Introduction & Context

Welcome to the final chapter of this MCP journey! In the previous lessons, you've built sophisticated MCP systems that can orchestrate complex workflows across different services. Your shopping assistant can modify lists, place orders, and interact with external systems, but there's one essential piece missing: security. Without proper authentication, anyone who discovers your server endpoint could access these tools, potentially causing unauthorized actions or data corruption.

In this lesson, we'll transform your MCP server from an open endpoint into a properly secured service by implementing API key authentication middleware. You'll learn how to validate incoming requests, reject unauthorized access with proper JSON-RPC error responses, and configure your OpenAI agent to authenticate correctly when connecting to your secured server.

By the end of this lesson, you'll run the same shopping assistant query from previous lessons, but this time through a secured connection that rejects requests without valid API keys while allowing authenticated agents to connect seamlessly.

Simple Threat Model and Approach

For MCP servers, the primary threat is unauthorized access to your tools and data. Someone could discover your server endpoint and use your tools without permission, potentially causing data corruption, unauthorized actions, or resource consumption.

We'll use API key authentication, which provides a good balance between security and simplicity for MCP servers. The authentication flow is straightforward: your client includes an API key in request headers, your server validates this key against known valid keys, and returns JSON-RPC error responses for invalid or missing keys.

We'll store valid API keys in a simple Set for this lesson, using long, random strings like sk-mcp-12345. In production, you should use environment variables or secure key management services, and always use HTTPS to prevent API keys from being intercepted in transit.

Setting Up Valid API Keys

Now that we understand our authentication approach, let's implement it by creating the middleware that will validate API keys. If you're new to middleware, think of it as a function that sits between incoming requests and your main application logic — it can inspect, modify, or reject requests before they reach your core functionality.

Let's create a new file named auth.ts and start by defining the valid API keys that your server will accept:

We're using a Set data structure because it provides O(1) lookup performance for key validation, which is important if you have many valid keys or high request volumes. In production, you should load these keys from environment variables or secure key management services rather than hardcoding them in your source code.
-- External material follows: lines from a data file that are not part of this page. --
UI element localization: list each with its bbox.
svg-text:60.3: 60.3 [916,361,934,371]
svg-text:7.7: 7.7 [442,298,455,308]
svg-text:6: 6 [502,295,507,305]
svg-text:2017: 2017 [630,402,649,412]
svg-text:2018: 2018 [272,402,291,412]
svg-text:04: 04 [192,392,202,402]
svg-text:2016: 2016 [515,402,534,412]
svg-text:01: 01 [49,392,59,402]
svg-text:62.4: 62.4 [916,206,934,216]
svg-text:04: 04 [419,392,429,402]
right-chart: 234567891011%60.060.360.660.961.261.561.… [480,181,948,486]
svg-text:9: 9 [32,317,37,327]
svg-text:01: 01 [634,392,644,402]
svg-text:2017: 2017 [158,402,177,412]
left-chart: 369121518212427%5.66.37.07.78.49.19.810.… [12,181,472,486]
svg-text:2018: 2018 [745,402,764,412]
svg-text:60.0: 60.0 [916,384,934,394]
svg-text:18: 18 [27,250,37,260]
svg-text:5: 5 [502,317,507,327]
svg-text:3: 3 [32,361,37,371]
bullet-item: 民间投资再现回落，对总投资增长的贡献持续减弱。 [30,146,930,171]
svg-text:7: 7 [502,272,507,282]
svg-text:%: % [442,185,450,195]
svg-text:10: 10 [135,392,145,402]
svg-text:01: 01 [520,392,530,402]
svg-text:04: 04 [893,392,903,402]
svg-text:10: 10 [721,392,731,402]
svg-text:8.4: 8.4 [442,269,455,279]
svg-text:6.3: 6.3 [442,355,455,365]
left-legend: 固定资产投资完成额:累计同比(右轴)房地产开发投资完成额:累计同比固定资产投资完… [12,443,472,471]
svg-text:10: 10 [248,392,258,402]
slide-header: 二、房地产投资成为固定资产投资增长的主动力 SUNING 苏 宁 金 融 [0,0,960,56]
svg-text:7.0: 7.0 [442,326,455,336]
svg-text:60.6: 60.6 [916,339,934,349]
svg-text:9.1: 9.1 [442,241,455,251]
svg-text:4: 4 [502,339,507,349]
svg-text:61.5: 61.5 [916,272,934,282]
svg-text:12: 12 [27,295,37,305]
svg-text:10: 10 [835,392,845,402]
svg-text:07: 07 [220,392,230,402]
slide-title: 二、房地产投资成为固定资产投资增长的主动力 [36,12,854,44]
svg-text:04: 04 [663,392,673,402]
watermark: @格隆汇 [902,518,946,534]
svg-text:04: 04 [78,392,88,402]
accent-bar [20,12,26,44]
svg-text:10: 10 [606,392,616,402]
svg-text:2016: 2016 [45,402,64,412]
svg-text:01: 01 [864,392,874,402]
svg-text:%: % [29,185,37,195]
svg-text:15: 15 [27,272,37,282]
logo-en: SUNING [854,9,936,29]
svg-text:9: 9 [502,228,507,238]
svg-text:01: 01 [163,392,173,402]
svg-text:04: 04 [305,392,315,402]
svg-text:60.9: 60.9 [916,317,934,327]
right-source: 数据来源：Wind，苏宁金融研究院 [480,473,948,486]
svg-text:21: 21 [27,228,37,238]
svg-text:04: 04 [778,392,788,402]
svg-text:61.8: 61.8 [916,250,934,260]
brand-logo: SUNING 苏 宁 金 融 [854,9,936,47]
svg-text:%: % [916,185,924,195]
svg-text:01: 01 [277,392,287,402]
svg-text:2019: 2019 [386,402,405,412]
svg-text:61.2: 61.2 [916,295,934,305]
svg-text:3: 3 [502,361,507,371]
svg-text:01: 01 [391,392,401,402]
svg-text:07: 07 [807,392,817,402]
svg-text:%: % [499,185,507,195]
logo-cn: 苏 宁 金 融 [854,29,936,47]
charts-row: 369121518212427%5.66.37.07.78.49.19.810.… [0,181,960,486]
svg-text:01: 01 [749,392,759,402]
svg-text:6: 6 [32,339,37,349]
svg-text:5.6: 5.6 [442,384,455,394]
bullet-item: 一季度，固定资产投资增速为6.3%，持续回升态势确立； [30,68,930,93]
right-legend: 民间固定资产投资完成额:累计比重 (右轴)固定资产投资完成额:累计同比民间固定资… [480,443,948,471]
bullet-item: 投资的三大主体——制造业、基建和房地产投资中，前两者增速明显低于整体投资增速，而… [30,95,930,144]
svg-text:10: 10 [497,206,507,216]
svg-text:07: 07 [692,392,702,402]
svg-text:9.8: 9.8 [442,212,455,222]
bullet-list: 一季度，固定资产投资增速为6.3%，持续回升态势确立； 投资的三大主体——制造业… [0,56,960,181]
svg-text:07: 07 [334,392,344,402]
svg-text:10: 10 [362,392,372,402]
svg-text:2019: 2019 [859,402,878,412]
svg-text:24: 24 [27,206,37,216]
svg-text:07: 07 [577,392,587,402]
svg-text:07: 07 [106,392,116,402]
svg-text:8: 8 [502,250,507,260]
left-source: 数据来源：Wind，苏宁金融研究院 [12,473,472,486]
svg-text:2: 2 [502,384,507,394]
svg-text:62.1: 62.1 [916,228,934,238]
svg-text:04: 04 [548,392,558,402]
Creating the Authentication Middleware Function

Now we'll create the middleware function that follows Express.js conventions by accepting Request, Response, and NextFunction parameters. The function first extracts the API key from the x-api-key header. Headers in Express are automatically converted to lowercase, so we access them using lowercase names even if the client sends them with different capitalization.

The NextFunction parameter is crucial — calling next() tells Express to continue processing the request, while not calling next() stops the request processing chain:

When authentication fails, we need to return proper JSON-RPC error responses that follow the MCP protocol standards. The error responses use a 401 Unauthorized status code and include structured error information:

  • The jsonrpc: "2.0" field indicates this is a JSON-RPC 2.0 response
Secure the MCP Endpoint

Now we'll integrate your authentication middleware into your MCP server by applying it to the /mcp endpoint. The key change is adding authenticateApiKey as middleware in the route definition:

Express middleware runs in the order we specify, so authenticateApiKey executes before your main route handler. If authentication fails, the middleware sends an error response and doesn't call next(), preventing the MCP logic from running.

The rest of your MCP server logic remains unchanged from previous lessons. You still handle session management, create new transports for initialize requests, and maintain the same error handling patterns. This demonstrates the power of middleware — we can add cross-cutting concerns like authentication without modifying your core business logic.

Configure the Agent to Authenticate

Now that your MCP server requires authentication, you need to configure the client of your OpenAI agent to include valid API keys in its requests. The MCPServerStreamableHttp class provides a requestInit option that allows you to customize the HTTP requests it makes, including adding authentication headers:

The requestInit property accepts the same options as the standard fetch API, allowing you to customize headers, timeout settings, and other request parameters. The x-api-key header will be included in every HTTP request the agent makes to your MCP server, including the initial connection request and all subsequent tool calls.

The authentication is handled transparently by the HTTP transport layer, so your agent logic doesn't need to change. This separation of concerns makes it easy to add or modify authentication without affecting your agent's behavior or tool usage patterns.

Summary & Final Practices

We've successfully secured your MCP server with API key authentication middleware that validates requests and rejects unauthorized access while maintaining all existing functionality. The authentication is handled transparently through the requestInit configuration, demonstrating clean separation of concerns between security and business logic.

The authentication patterns we've covered provide the foundation for building MCP servers that safely expose powerful tools while maintaining proper access control and security monitoring.